All this was very true; but very true it was also that Helen was supremely indifferent to the good looks of the youthful minister, and that the Reverend Robert himself had by no means decided whether he had or had not any “intentions” respecting the young schoolmistress of Fendie. She _was_ the schoolmistress; to call her by the more ornamental name of teacher or governess would not do; and the Reverend Robert was himself of somewhat plebeian origin, and knew how apt congregations are to scrutinize the pedigree and breeding of a new minister’s wife. So he was wise though he was fascinated, and Mrs Buchanan was a little premature.
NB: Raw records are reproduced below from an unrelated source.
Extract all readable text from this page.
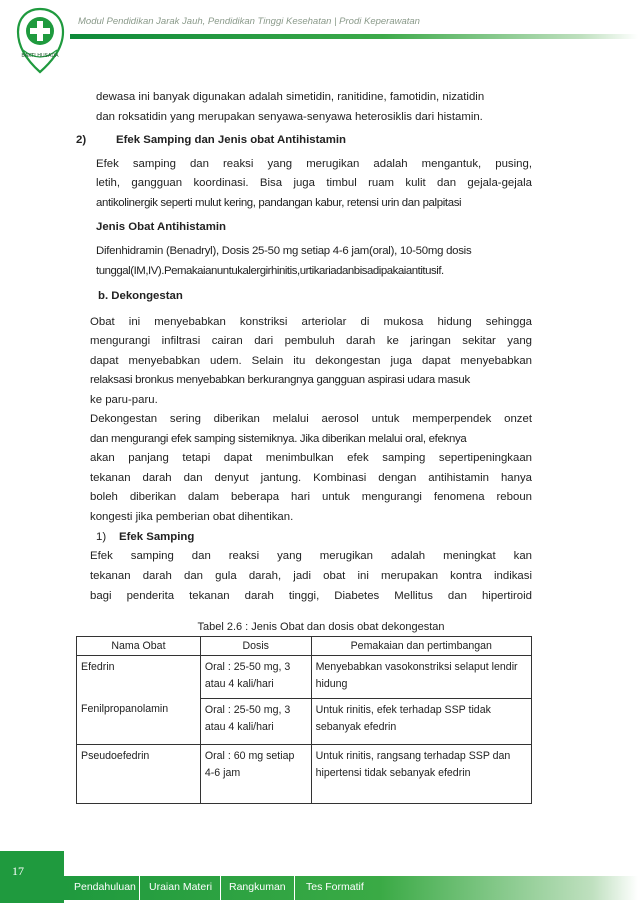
BAKTI HUSADA
Modul Pendidikan Jarak Jauh, Pendidikan Tinggi Kesehatan | Prodi Keperawatan
dewasa ini banyak digunakan adalah simetidin, ranitidine, famotidin, nizatidin
dan roksatidin yang merupakan senyawa-senyawa heterosiklis dari histamin.
2)	Efek Samping dan Jenis obat Antihistamin
Efek samping dan reaksi yang merugikan adalah mengantuk, pusing,
letih, gangguan koordinasi. Bisa juga timbul ruam kulit dan gejala-gejala
antikolinergik seperti mulut kering, pandangan kabur, retensi urin dan palpitasi
Jenis Obat Antihistamin
Difenhidramin (Benadryl), Dosis 25-50 mg setiap 4-6 jam(oral), 10-50mg dosis
tunggal(IM,IV).Pemakaianuntukalergirhinitis,urtikariadanbisadipakaiantitusif.
b. Dekongestan
Obat ini menyebabkan konstriksi arteriolar di mukosa hidung sehingga
mengurangi infiltrasi cairan dari pembuluh darah ke jaringan sekitar yang
dapat menyebabkan udem. Selain itu dekongestan juga dapat menyebabkan
relaksasi bronkus menyebabkan berkurangnya gangguan aspirasi udara masuk
ke paru-paru.
Dekongestan sering diberikan melalui aerosol untuk memperpendek onzet
dan mengurangi efek samping sistemiknya. Jika diberikan melalui oral, efeknya
akan panjang tetapi dapat menimbulkan efek samping sepertipeningkaan
tekanan darah dan denyut jantung. Kombinasi dengan antihistamin hanya
boleh diberikan dalam beberapa hari untuk mengurangi fenomena reboun
kongesti jika pemberian obat dihentikan.
1) Efek Samping
Efek samping dan reaksi yang merugikan adalah meningkat kan
tekanan darah dan gula darah, jadi obat ini merupakan kontra indikasi
bagi penderita tekanan darah tinggi, Diabetes Mellitus dan hipertiroid
Tabel 2.6 : Jenis Obat dan dosis obat dekongestan
Nama Obat	Dosis	Pemakaian dan pertimbangan
Efedrin	Oral : 25-50 mg, 3 atau 4 kali/hari	Menyebabkan vasokonstriksi selaput lendir hidung
Fenilpropanolamin	Oral : 25-50 mg, 3 atau 4 kali/hari	Untuk rinitis, efek terhadap SSP tidak sebanyak efedrin
Pseudoefedrin	Oral : 60 mg setiap 4-6 jam	Untuk rinitis, rangsang terhadap SSP dan hipertensi tidak sebanyak efedrin
17
Pendahuluan Uraian Materi Rangkuman Tes Formatif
But Hope Oswald, on the journey to Edinburgh, contrived to let the banker know how assiduously the minister visited her friend, and had the consolation to perceive that her arrow did not miss its mark. It by no means weakened the resolution which the obstinate man had formed in respect to the daughter of his former friend; but acting upon the suggestive praise of Lilias Maxwell, it gave him a little misgiving about the wisdom of his unalterable decision. It was humiliating to make a mistake, but the very possibility made him cling more closely to his obstinate resolve. He would never receive Walter Buchanan’s daughter--never! He had fulminated his sentence on the matter once, and it was decided as the Medes and Persians decide--beyond the power of change.